I’ve had residents quietly admit:
- “I almost threw up during my first code.”
- “I walked into the bathroom and cried between patients.”
- “I didn’t do anything for the first minute; I just watched the nurse and copied her.”
Yet these are the same people students later idolize as “ so calm under pressure.”
You’re not allowing yourself that human arc. You’re demanding you start where others ended up after years.
The ethical, mature thing you’re doing—which you’re not giving yourself credit for—is asking the question before you go. Imagining worst case and trying to plan around it.
That’s what I wish more applicants did.

FAQs (the ones that keep me up at night)
1. What if other people on the team secretly judge me for being scared?
Some might.
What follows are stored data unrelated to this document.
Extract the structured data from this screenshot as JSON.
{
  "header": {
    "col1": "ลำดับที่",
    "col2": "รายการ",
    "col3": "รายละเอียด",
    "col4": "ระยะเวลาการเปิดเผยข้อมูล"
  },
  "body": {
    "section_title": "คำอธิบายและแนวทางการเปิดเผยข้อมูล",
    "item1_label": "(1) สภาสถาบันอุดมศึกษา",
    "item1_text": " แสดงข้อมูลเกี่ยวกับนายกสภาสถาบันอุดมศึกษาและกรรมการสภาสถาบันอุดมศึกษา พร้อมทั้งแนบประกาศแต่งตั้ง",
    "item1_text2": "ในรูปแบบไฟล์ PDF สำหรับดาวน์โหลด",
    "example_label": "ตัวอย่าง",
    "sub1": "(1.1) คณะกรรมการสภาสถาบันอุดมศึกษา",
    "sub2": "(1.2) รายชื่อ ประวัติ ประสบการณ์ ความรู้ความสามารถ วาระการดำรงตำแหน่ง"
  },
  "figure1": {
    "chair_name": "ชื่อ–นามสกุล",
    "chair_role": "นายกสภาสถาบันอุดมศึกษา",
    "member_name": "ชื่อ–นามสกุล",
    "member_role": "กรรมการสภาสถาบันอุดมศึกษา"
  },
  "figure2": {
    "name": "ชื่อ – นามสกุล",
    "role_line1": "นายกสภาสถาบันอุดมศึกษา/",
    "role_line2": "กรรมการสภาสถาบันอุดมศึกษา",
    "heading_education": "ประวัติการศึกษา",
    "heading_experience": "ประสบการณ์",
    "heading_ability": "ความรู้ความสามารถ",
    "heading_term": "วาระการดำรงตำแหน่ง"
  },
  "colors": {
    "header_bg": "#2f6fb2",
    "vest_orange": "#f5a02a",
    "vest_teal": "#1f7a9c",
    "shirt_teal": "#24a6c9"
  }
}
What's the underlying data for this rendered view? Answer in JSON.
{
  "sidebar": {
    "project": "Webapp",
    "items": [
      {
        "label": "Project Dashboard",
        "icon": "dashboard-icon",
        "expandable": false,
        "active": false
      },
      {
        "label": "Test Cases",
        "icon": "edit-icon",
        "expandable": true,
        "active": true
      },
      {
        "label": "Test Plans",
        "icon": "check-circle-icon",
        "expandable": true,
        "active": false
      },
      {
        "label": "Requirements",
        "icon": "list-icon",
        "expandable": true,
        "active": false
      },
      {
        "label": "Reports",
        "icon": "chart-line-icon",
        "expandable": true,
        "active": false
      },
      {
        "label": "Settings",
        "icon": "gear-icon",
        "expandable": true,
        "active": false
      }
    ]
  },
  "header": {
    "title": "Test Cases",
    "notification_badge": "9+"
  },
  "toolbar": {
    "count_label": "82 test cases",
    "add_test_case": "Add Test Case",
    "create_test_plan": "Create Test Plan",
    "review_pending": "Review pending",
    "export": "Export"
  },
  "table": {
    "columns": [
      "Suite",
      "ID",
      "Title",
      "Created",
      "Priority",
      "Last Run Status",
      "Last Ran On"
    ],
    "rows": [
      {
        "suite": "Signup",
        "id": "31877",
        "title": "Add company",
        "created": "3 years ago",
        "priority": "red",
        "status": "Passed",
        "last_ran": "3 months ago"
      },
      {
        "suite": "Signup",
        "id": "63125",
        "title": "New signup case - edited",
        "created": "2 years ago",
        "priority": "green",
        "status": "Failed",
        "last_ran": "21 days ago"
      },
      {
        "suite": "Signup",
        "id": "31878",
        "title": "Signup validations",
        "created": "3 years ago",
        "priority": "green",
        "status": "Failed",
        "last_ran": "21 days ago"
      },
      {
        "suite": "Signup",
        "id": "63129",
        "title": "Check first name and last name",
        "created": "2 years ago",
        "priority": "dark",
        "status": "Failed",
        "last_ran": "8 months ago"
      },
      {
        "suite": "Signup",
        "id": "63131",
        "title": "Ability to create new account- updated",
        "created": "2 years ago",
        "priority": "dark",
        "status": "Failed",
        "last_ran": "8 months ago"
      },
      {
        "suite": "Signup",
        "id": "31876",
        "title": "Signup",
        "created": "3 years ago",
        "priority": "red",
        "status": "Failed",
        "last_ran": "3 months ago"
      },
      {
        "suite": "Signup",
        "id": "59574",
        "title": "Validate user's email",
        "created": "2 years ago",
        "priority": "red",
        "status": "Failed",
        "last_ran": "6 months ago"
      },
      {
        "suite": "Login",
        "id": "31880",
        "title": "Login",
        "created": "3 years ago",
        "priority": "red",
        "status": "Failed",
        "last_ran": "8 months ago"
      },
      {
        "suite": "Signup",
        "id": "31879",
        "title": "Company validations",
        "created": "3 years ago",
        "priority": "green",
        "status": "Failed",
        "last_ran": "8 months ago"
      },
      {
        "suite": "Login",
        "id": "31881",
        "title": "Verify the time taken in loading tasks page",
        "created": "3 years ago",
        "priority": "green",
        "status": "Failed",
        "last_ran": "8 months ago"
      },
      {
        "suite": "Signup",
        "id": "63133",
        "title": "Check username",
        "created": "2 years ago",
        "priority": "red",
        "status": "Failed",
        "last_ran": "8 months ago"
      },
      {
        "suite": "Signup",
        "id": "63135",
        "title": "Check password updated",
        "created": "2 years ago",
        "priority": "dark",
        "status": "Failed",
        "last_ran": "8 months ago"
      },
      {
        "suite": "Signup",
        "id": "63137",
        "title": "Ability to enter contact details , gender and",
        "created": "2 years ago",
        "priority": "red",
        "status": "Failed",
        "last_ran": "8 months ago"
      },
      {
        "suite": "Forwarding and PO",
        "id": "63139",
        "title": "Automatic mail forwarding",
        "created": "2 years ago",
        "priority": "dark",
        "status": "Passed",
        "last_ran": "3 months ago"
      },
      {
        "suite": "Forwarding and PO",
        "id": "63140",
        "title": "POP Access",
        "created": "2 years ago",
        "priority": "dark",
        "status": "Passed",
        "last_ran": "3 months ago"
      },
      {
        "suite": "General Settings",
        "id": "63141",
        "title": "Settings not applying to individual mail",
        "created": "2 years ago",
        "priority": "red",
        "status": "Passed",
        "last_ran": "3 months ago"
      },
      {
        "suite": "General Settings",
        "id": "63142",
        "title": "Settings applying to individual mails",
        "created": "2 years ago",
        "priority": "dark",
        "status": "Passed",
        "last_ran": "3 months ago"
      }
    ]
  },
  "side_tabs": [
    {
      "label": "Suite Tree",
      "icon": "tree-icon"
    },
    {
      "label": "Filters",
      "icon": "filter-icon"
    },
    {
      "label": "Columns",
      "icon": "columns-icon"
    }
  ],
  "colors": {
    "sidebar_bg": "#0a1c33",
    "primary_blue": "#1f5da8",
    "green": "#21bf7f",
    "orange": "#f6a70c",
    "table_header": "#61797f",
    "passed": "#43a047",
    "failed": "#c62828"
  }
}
There are always a few people who cope by acting tougher-than-thou. But most experienced staff have their own stories of fear and overwhelm. The ones who matter will judge you on whether you show up, follow directions, learn, and communicate—not on whether you ever got shaky. And honestly, if a place’s culture is “weakness is forbidden,” that’s a red flag about the organization more than about you.
2. Should I tell the organization about my fear before deployment?
Not in a dramatic confessional way. But yes, you can be honest in a grounded way. Something like: “I’m aware I haven’t seen mass casualties before and I know I get anxious in new high-stress situations. I’m actively training in ED/ICU and sim to prepare, and I’m committed to working within a team structure and asking for help if I’m overwhelmed.” That signals self-awareness, not incapacity.
3. Is it unethical to leave a deployment early if I can’t handle it emotionally?
Staying when you’re dangerously non-functional is more unethical than leaving. The key is how you leave. You don’t just vanish. You talk to your supervisor, explain what’s happening, help hand off your responsibilities, and arrange a reasonable transition. That’s painful, yes. But it’s not a moral failure. It’s protecting patients and the team from an unsafe situation.
4. Can I prepare for this without a fancy sim center or trauma rotation?
Yes. You can still do a lot: get BLS/ACLS certified, volunteer in a busy ED as a non-clinical helper if allowed, shadow rapid response teams, run through mental rehearsals of emergency algorithms, read field manuals (like MSF guidelines), and practice grounding techniques under smaller stresses (exams, OSCEs, hectic clinics). It’s not perfect, but it builds some muscle memory and emotional tolerance.
5. How do I know the difference between “healthy fear” and “I’m actually not suited for this work”?
Healthy fear nags you but still leaves room for curiosity, preparation, and a sense of “I think I could grow into this.” Deep misalignment feels more like dread and revulsion that doesn’t shift even when you imagine yourself well-supported and well-trained. If every version of the story—no matter how structured, supervised, and gradual—makes you feel sick, it might be a sign your contribution to global health should be in a different lane (policy, research, long-term primary care, etc.), which is completely valid.
Two things to hold on to from all this:
- Freezing is a human reflex, not a verdict on your character. With training, structure, and a real team, it becomes a moment, not your identity.
- The fact that you’re worried enough to read this, to imagine the worst and plan around it, is exactly the kind of mindset that makes you safer—not more dangerous—in a crisis zone.